Pese a que ha transcurrido ya más de un cuarto de siglo desde su fuga, la policía no ha dejado de buscarle ni un solo día. La sangre derramada por los agentes Jesús Postigo Pérez y Raúl Santamaría Alonso, los asesinados en el hospital de Burgos, sigue clamando justicia. Y sus compañeros no pueden hacer oídos sordos, ni dejar de buscar jamás al tipo al que responsabilizan de estar tras la muerte de ambos. Le buscan aunque ni siquiera tienen constancia de si está vivo o muerto.
Durante mucho tiempo, la policía ha vigilado discretamente a la familia barcelonesa de Bueno Latorre y ha realizado gestiones internacionales. Todo inútil para dar con el paradero, pero útil para mantener el caso vivo y evitar que prescriba y que los jueces le den carpetazo para siempre. A lo largo de este tiempo, ha habido rumores de que el famoso fugitivo ha muerto; pero a la vez también ha habido noticias de que estaba trabajando con hampones marselleses en la Costa Azul francesa. Nada de eso ha sido confirmado.
Pero la búsqueda continúa, aun sin saber qué aspecto pueda tener ahora este hombre. Dada la alopecia galopante que padecía cuando se escapó de la prisión de máxima seguridad, es muy probable que hoy esté completamente calvo.
“La trayectoria delincuencial de Bueno Latorre es una de las más importantes de España, no solo por la cantidad e importancia de los delitos que se le atribuyen, sino por la peligrosidad de este hombre”, aseguraba un informe del grupo antiatracos de Barcelona que aún le sigue el rastro. Un psiquiatra que le examinó unos pocos días antes de que se fugara para siempre le describía así: “Es un hombre con una inteligencia normal, tiene un pensamiento pobre de contenido, su capacidad de ideación está parcialmente bloqueada por sus escasos recursos y sufre una gran inestabilidad afectiva, con predominio de la depresión”. Y, sin embargo, ese tipo de “inteligencia normal” es una pesadilla, una espina clavada en el corazón de la policía.
La familia de Bueno Latorre había emigrado desde Sevilla a Santa Coloma de Gramenet (Barcelona) en busca de una vida mejor. El pequeño Rafael, desarraigado e indómito, nunca se adaptó a Cataluña. Primero empezó con los tirones de bolsos y otros robos de menor cuantía por los que a los 16 años dio con sus jóvenes huesos en el reformatorio de Wad-Ras. Allí pasó unos días, los necesarios hasta que se hizo con la situación, y huyó. Esa fue su primera fuga. Se convirtió en un perro callejero.
Con 18 años entró en la Modelo de Barcelona para cumplir una pena de un año. Al recobrar la libertad, se tiró de lleno al arroyo y pronto se hizo un hueco entre los atracadores más reputados de Cataluña y la Comunidad Valenciana.

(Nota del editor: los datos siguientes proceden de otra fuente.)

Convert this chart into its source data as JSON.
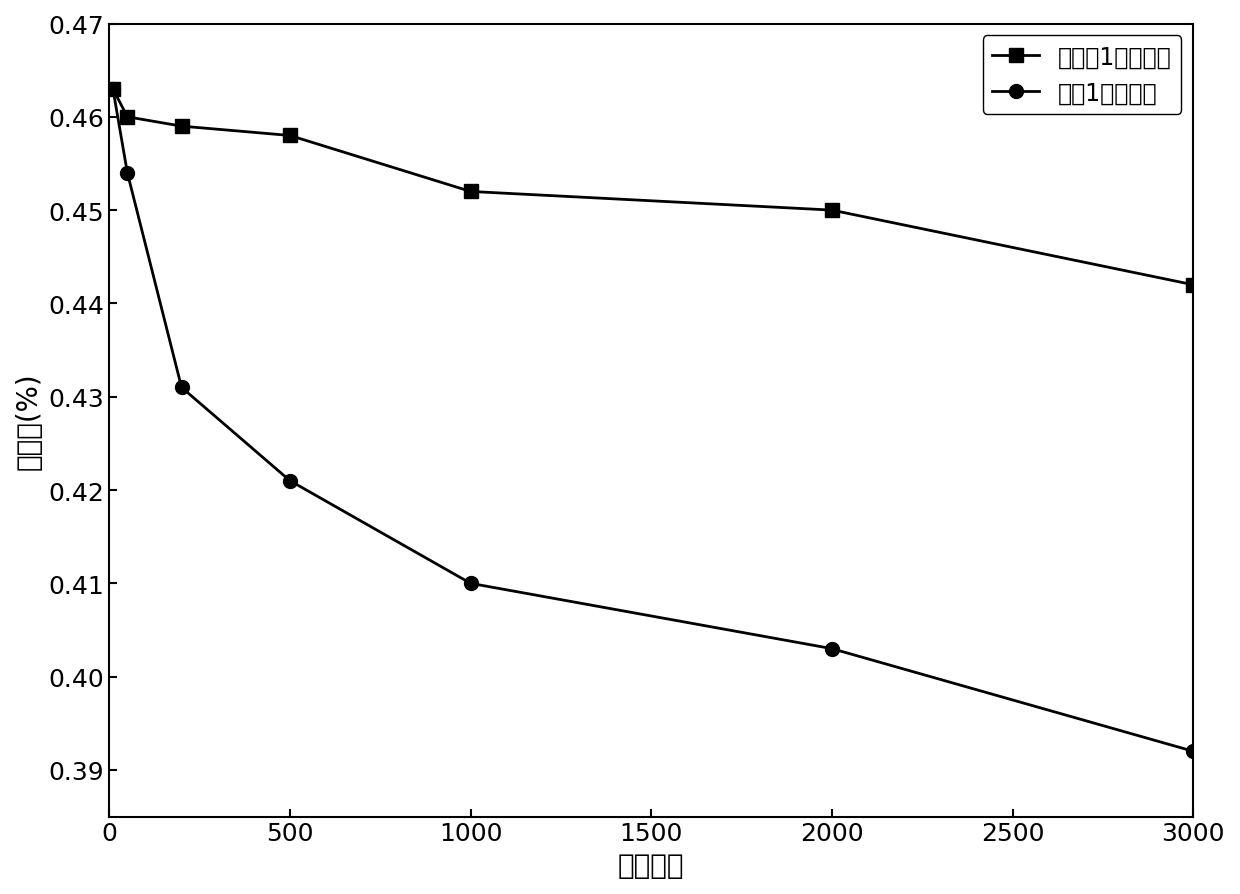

Las fuerzas de seguridad acabaron echándole el guante. En 1978, se evadió de la cárcel madrileña de Carabanchel y así, a sus escasos 24 años, se doctoró en delincuencia con matrícula de honor. Cuatro meses después, la Guardia Civil volvió a apresarlo. Desde entonces, recorrió varios penales de España hasta que recaló en el de Burgos en mayo de 1982. Y lo que ocurrió a partir de ese momento ya es conocido: su sangrienta fuga del Hospital Provincial de Burgos en el otoño de 1983 y su posterior evasión —última y definitiva— de la cárcel de máxima seguridad de Alcalá-Meco durante la Semana Santa de 1984... y, hoy en día, no hay la menor pista de él, según admiten fuentes policiales.
El misterio que envuelve a Bueno Latorre es similar al que rodea a otro criminal: Antonio Anglés, presunto asesino y violador de Miriam García, Desiré Hernández y Antonia Gómez, las niñas de Alcàsser (Valencia) a las que secuestró junto con Miguel Ricart [hoy cumpliendo condena] la noche del 13 de noviembre de 1992. El triple asesinato fue un hachazo para la sociedad española. El Ministerio del Interior desplegó la mayor operación policial jamás vista para dar caza a un delincuente. Pero este logró eludir el cerco, huir a Portugal y embarcar de polizón en el mercante City of Plymouth. Cuando el barco atracó en Dublín, no había rastro de Anglés. Hasta hoy.